The PCA’s Enforcement Office has thus recommended that these unscrupulous firms and individuals be slapped a hefty fine of P2.4 billion, in hopes of sending a strong message that the government was serious about ridding the market of these profiteers, hoarders, and price manipulators that are distorting prices of basic goods.
While filing charges is laudable, it is not enough. The administration must do more to sustain the campaign and bring an end to smuggling and profiteering.
Collusion from withinIt must consistently apply the law and run after those that are manipulating the prices of other heavily consumed agricultural commodities, from garlic to pork, chicken, and beef. This way, the message that price manipulation will not be tolerated by this administration will sink in. These actions are especially important since the Marcos administration has resorted to more imports to temper inflation.
The DA should review its rules to check for patterns of possibly the same importers cornering too big a slice of the market to influence prices. Having the same names ending up with the clearances should spur the DA into checking its own bureaucracy and determine possible collusion from within.At the same time, it should strengthen market surveillance to determine if market prices are not behaving as they should.This way, prices of commodities—not just onions—can already be investigated way before they hit record highs for obviously there are manipulators and traders driving up the prices just to fatten their wallets. The farming sector had blamed the DA for failing to make accurate supply estimates and resisting imports, after onion prices hit as high as P700 a kilo between the latter part of 2022 and the early months of 2023. Agriculture officials also suspected internal price manipulations of skyrocketing onion prices.Not mere lip serviceComplementing these actions is the immediate passage of the amended Anti-Agricultural Smuggling Act, which is already among the priorities of the Legislative-Executive Development Advisory Council for the current year.
The bill seeks to include the acts of hoarding, profiteering, and cartel of agricultural products on the list of crimes involving economic sabotage, punishable with life imprisonment as well as a fine equivalent to thrice the fair market value of the goods.

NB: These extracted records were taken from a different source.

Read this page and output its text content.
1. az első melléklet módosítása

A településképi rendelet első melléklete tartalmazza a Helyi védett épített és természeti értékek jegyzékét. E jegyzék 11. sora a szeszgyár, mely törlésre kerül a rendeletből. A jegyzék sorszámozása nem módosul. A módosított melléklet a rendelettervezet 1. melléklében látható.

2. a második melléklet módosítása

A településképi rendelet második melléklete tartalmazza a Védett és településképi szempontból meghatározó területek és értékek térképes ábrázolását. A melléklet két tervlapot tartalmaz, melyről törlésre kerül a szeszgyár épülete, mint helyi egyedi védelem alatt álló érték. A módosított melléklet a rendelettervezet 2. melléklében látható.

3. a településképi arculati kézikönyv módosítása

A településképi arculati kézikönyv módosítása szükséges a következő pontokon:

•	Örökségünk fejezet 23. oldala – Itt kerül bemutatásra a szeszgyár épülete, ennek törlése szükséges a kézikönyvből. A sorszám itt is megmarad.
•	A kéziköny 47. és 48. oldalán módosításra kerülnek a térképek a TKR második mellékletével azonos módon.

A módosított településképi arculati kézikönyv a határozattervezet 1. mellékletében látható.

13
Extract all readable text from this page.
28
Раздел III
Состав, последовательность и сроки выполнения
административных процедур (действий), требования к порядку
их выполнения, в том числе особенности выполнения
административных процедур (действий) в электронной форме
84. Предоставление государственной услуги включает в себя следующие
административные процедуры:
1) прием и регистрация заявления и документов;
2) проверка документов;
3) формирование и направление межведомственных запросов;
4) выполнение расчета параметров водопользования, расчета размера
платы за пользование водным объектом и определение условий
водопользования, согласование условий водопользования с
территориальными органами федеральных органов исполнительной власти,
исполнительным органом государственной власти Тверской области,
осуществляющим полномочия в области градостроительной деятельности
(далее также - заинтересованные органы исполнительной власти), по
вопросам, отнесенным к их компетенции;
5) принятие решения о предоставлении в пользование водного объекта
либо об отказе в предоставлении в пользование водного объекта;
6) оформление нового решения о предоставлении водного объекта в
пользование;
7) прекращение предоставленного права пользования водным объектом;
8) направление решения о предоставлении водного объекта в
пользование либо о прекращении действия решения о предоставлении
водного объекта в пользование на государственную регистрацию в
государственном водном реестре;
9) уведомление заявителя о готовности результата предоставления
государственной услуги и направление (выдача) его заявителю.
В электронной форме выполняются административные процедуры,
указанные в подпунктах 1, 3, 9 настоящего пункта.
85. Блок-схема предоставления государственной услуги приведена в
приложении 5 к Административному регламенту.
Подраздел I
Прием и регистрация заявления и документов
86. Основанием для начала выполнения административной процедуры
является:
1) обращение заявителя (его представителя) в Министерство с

Sen. Cynthia Villar, chair of the Senate committee on agriculture, food, and agrarian reform, emphasized in 2023 that the law needs to be passed as the current law has not lived up to its promise, nor has anyone ever been convicted since the law was enacted in 2016.
But aside from putting more teeth to the laws, expectations are high that successful prosecution of smugglers will follow and eventually lead to putting them in jail. This will prove to one and all that the President’s promise is not mere lip service but meaningful action to make a real impact on the market and alleviate the sufferings of the people.